M. Jean VUILLERMOZ. - Si on en est là, il faut aussi que l'on puisse s'exprimer sur une explication de vote. Force est de constater que ce qui vient d'être dit n'est pas la juste réalité. A chaque fois qu'il y a surloyer, l'argent en surplus, malheureusement, ne vient pas pour aider à l'amélioration de l'habitat et des cités dans ces quartiers. C'est la première des choses. Deuxièmement, en général, les gens qui sont assujettis aux surloyers sont amenés à réfléchir sur leur situation pour rester ou partir. En général ils partent. Cela va donc à l'encontre de ce qui vient d'être dit, c'est-à-dire que l'on n'assure pas la mixité sociale avec le loyer mais qu'au contraire on la détruit.
M. David ASSOULINE, adjoint, président. - Donc je crois que ce début de débat est clair.
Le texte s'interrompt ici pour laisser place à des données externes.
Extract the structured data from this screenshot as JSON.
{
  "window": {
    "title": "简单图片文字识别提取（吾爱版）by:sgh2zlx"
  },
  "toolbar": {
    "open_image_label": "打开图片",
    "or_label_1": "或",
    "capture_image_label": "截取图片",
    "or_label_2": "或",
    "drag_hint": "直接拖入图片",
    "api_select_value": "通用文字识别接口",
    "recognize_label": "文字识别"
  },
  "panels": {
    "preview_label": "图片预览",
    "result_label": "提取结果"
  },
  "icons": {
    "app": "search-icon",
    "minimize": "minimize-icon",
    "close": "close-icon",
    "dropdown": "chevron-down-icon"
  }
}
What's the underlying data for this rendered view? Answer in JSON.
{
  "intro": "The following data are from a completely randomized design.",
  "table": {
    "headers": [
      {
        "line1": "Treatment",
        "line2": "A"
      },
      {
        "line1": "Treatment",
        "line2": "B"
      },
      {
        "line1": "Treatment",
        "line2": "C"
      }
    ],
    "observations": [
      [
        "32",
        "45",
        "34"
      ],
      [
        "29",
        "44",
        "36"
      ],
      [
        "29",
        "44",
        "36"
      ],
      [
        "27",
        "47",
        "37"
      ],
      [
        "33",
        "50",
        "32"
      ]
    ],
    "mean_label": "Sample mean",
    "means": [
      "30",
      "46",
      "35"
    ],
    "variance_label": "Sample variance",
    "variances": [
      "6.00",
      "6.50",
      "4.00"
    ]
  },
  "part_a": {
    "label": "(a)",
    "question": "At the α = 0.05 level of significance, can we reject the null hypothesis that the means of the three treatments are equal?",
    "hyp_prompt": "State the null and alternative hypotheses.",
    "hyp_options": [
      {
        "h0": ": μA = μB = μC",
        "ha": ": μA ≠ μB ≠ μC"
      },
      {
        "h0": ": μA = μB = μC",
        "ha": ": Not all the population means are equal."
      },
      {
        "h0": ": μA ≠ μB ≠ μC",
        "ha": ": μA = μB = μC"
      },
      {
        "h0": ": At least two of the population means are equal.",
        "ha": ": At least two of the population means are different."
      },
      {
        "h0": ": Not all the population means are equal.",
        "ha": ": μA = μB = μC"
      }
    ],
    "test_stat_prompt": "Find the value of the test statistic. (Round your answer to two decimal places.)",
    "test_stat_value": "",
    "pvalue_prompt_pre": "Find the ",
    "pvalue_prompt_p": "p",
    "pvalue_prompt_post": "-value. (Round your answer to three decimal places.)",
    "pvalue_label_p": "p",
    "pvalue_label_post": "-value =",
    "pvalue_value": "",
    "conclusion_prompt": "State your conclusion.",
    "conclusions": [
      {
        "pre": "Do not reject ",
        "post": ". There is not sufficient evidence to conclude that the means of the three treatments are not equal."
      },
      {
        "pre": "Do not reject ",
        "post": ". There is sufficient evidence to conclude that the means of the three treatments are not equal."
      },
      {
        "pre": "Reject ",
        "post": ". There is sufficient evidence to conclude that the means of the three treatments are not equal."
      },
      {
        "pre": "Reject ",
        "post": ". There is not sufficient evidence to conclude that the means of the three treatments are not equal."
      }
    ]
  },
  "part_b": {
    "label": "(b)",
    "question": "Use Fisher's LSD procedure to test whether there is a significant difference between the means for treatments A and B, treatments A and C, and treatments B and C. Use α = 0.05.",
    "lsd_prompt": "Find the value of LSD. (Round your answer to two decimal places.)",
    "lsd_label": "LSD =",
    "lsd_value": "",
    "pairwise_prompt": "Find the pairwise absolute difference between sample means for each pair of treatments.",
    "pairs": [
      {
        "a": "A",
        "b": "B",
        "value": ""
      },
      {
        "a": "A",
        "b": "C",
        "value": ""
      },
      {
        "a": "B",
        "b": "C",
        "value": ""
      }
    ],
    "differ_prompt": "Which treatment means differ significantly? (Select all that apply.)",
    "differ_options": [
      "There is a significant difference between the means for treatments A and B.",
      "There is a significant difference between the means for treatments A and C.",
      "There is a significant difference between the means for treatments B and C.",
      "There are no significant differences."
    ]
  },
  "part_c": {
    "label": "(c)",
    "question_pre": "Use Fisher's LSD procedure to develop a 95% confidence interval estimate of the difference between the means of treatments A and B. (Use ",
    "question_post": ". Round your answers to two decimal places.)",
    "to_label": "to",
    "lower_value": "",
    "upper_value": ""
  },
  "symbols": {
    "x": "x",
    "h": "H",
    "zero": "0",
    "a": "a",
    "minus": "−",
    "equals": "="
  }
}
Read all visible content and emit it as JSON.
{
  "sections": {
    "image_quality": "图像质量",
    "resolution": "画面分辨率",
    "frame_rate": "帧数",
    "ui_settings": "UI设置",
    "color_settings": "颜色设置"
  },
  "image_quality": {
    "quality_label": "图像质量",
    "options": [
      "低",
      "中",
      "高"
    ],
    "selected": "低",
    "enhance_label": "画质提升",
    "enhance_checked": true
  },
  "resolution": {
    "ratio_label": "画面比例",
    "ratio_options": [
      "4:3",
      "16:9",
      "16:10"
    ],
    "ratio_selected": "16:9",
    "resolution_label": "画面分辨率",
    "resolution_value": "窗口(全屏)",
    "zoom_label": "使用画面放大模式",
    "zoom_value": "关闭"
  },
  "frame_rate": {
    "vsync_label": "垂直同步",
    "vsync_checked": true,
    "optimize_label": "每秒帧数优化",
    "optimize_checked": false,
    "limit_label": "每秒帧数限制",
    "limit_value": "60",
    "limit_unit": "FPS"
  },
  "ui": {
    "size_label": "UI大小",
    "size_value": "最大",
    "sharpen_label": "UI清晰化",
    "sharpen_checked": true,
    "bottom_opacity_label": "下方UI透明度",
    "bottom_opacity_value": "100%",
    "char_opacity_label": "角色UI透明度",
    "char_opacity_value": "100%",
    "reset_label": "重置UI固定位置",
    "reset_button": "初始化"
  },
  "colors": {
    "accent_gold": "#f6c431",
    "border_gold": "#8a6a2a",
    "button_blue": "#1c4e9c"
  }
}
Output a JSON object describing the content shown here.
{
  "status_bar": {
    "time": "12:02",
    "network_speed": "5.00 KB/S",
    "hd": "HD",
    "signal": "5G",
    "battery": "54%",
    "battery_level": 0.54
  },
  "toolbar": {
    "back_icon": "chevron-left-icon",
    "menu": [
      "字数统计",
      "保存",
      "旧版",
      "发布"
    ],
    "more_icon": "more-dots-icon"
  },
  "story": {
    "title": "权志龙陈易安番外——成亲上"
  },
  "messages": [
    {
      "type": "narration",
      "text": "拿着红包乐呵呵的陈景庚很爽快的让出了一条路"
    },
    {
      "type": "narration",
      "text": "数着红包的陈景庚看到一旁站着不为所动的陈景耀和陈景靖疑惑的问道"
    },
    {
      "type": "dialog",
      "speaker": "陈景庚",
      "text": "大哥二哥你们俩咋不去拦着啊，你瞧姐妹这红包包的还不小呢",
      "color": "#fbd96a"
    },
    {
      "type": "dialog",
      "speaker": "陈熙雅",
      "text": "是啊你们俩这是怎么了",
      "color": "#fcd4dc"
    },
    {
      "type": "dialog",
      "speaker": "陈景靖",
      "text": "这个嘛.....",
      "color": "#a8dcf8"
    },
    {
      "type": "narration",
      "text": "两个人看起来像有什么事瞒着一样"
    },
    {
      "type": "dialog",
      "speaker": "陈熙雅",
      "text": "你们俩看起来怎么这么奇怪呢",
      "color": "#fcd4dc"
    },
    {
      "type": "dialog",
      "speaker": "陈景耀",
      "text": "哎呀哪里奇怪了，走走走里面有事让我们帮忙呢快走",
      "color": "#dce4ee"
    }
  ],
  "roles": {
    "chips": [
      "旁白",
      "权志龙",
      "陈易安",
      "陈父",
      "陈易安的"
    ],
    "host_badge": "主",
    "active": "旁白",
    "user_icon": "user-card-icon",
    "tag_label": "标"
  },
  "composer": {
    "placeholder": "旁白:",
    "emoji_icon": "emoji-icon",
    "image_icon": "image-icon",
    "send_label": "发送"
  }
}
Qui est pour ce voeu qui demande un débat ?
Qui est contre ?
Qui s'abstient ?
M. Jean VUILLERMOZ. - C'est un voeu qui demande un débat afin de mettre en oeuvre une proposition.
M. David ASSOULINE, adjoint, président. - Attendez s'il vous plaît ! Je crois que tout le monde sait lire et tout le monde sait sur quoi il vote.
M. Alain LHOSTIS, adjoint. - On a compris que "Les Verts" sont pour les surloyers.
M. David ASSOULINE, adjoint, président. - Qui s'abstient ?
Le voeu est adopté. (2002, V. 46).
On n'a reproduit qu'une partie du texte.